Last week we posted an article to our Facebook page from the
Washington Post entitled “We don’t need more STEM majors. We need more STEM
majors with liberal arts training

Reading this got me to thinking and a bit of reminiscing
about my own education. Long before STEM meant science technology engineering
and math I was a STEM major. I received my undergraduate degree from the University
of Illinois in 1972 from the College of Liberal Arts and Sciences. That is, I
was a STEM major who received a liberal arts education. The replacement of the
word “education” for “training” is intentional on my part as I value education
far beyond training but I digress.  I
focused on science to the greatest degree possible with a biology major and a
chemistry/physics minor. But as a student in the College of Liberal Arts and
Sciences I was required to complete requirements which were satisfied by
sequences in social sciences, humanities, foreign language, and rhetoric. I
remember these experiences to varying degrees. Some are fond memories, some
seemed more like torture. Collectively, however, I look back on these courses
as a great well rounded and very rewarding educational experience. I do have
every confidence that I benefited greatly from my non-STEM courses and they
helped me with the skills and the experience to better communicate as a
scientist and the non-scientific responsibilities I also had as a faculty

I remember as well that these courses were very contextual
of the time I was in school. These times were rife with protest and civil
disobedience. The time I was in school was the peak of the anti-war movement,
pivotal in the fights for LGBT and women’s rights and the ongoing civil rights
movement. There was always a protest going on somewhere about something and for
very good reason. Rhetoric which largely consisted of reading and writing seemed
to focus on literature from these movements. This was also the peak of the
anti-science component of postmodernism. I well remember being rebuked by my
humanities professor for using scientific thinking in completing an assignment.
She was a very popular professor much in demand. In retrospect she was also a
bit of a close-minded jerk. But I read a lot of stuff I would not have read had
I not been in that class and I was better off for having done so.

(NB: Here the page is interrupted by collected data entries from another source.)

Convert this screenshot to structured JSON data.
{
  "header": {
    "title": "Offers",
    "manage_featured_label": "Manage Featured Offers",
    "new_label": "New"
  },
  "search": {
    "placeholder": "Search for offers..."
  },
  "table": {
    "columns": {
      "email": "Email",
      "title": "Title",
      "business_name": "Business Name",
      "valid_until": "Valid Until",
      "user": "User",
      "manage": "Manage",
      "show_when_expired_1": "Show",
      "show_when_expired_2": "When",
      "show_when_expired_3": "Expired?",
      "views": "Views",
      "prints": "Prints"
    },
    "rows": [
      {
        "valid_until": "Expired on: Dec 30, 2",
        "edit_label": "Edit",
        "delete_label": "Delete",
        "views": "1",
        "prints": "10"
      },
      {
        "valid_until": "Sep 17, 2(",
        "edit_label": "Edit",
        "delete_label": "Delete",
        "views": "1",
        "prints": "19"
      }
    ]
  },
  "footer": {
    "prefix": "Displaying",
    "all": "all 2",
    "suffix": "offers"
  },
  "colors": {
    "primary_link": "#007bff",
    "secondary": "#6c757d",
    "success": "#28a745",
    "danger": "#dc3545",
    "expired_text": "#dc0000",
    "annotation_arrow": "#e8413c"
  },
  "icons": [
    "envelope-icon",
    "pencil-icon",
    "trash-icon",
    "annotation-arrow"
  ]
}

So I do agree that scientists need to be educated in the
liberal arts. They probably do help me communicate science to non-scientists
and that is good. But I really do not think there is much substance to the
suggestion that scientists are not good communicators. Communication, both
written and verbal is part of every scientist’s everyday job. Communication is
integral to every aspect of education and to proposing, conducting and
communicating science.  My liberal arts
background is also an asset in my current job, directing graduate programs in
bioethics. But there is another side to this premise. One of the reasons that
it is difficult to communicate scientific concepts to non-scientists is because
of the meager scientific education they receive. Liberal arts majors have very
light (inadequate?) science requirements. They often satisfy these with special
dumb-downed “science for liberal arts majors” type courses which fail to
educate. While I may have conflicted with my humanities professor it was
reassuring to know that I was taking the same courses that humanities majors
took. There were no special dumbed-down “humanities for science majors”
courses. Scientific literacy is dreadfully lacking in this country. Is it
unrealistic to think that all college graduates should have some degree of
science literacy? I do not think so.

In the end I would suggest that it would be beneficial for
both science majors and liberal arts majors to learn more of each other’s
areas. We need to abandon the unfounded suggestions that scientists are less
effective communicators.

The Alden March Bioethics Institute offers a Master of Science in Bioethics, a Doctorate of Professional Studies in Bioethics, and Graduate Certificates in Clinical Ethics and Clinical Ethics Consultation. For more information on AMBI’s online graduate programs, please visit our website.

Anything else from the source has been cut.